Neil has always been a fan of cheesecake. And for some reason I like individual desserts. I think it makes for a better presentation and I am tempted to take a bigger slice. Maybe? Either way, I made these cheesecakes into cupcakes for easy transport and enjoyment.
And let me tell you, they turned out great. The added strawberry puree adds just the perfect amount of fruit and flavor.
If you are not in a strawberry mood, you could make these with cherries, blueberries or pretty much any other yummy fruit.
6 Graham Crackers (about 1 C)
3 Tbsp Butter, softened
1 Tsp Sugar
2 packages of Cream Cheese
3/4 C Sugar
1 Tsp Lemon Juice
1 Tsp Vanilla
1/4 C pureed Strawberries, fresh or thawed frozen
- Preheat the oven to 325F.
- Finely mince the graham crackers into a powder.
- Mix the graham crackers, butter and sugar together.
- Press the graham cracker mixture into the bottom of 15 cupcake papers.

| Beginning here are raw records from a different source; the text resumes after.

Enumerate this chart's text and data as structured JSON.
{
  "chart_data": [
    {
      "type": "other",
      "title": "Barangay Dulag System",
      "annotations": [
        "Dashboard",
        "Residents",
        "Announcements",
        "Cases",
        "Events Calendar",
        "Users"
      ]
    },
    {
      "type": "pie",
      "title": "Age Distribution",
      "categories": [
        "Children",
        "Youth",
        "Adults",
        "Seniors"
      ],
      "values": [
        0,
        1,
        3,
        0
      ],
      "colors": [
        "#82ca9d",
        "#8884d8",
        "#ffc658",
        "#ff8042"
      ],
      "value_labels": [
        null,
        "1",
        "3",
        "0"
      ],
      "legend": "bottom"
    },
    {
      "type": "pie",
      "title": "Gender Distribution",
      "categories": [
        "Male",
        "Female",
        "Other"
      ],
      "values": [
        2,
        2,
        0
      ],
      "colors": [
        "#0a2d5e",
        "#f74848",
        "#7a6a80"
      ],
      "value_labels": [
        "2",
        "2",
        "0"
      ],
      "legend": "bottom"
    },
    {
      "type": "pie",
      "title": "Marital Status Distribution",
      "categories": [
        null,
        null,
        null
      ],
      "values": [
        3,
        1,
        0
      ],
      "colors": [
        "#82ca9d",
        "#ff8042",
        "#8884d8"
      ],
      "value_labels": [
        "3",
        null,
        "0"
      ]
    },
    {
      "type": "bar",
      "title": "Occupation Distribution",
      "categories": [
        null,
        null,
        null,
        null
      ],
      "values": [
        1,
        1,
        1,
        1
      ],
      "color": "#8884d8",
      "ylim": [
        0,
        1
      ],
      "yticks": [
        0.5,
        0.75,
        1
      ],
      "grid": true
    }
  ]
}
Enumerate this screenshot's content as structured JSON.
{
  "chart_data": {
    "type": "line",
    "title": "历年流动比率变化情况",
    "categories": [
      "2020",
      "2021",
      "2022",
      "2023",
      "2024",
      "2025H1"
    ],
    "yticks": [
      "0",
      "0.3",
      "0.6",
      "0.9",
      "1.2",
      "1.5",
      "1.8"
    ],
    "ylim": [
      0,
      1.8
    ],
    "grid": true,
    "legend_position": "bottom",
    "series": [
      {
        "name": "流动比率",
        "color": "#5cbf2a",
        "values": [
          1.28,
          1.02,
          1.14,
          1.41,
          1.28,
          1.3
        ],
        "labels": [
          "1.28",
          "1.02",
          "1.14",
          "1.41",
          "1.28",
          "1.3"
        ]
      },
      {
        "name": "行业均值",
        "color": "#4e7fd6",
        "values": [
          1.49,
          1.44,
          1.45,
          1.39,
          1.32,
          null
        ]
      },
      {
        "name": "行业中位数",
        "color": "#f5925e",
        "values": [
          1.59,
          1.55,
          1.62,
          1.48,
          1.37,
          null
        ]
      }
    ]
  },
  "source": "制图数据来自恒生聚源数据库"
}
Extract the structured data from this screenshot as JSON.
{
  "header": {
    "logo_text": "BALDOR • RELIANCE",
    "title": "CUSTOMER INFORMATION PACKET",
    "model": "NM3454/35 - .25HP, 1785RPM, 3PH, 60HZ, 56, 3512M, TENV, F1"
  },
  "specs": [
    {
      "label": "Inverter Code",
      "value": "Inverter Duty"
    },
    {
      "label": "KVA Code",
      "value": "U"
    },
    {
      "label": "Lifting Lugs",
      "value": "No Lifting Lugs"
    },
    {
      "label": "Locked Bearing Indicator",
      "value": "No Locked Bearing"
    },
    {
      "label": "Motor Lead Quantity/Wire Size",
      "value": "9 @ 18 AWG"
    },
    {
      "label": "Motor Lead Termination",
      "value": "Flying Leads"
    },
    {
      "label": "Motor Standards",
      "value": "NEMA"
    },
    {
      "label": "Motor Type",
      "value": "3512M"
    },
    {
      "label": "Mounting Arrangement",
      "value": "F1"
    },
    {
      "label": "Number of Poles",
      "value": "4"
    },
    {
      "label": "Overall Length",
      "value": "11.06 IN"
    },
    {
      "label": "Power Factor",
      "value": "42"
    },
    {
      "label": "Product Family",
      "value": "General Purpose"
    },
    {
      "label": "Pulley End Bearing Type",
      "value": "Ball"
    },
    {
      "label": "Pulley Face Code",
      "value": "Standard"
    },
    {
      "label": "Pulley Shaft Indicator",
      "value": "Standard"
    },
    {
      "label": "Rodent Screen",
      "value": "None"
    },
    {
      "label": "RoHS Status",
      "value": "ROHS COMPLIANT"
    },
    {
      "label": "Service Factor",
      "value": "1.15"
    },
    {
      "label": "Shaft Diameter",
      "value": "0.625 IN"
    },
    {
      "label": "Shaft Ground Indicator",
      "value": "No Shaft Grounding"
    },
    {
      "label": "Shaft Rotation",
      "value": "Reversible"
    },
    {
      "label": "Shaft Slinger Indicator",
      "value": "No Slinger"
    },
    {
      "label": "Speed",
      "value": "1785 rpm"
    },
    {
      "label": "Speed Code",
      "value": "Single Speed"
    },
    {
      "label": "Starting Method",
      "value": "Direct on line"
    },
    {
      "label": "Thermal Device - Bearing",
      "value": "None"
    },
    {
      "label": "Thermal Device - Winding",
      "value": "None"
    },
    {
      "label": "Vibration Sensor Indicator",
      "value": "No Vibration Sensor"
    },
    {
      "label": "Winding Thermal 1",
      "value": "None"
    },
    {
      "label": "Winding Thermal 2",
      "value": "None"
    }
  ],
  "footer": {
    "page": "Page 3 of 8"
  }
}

- In a large bowl, mix the cream cheese, sugar, lemon juice, vanilla, and eggs until smooth.
- Spoon the cream cheese mixture onto the graham cracker mixture.
- Drop a small dollop of the purees strawberries onto the cream cheese mixture and swirl gently with toothpick.
- Bake for 20-25 minutes.
- Chill for at least 4 hours before serving.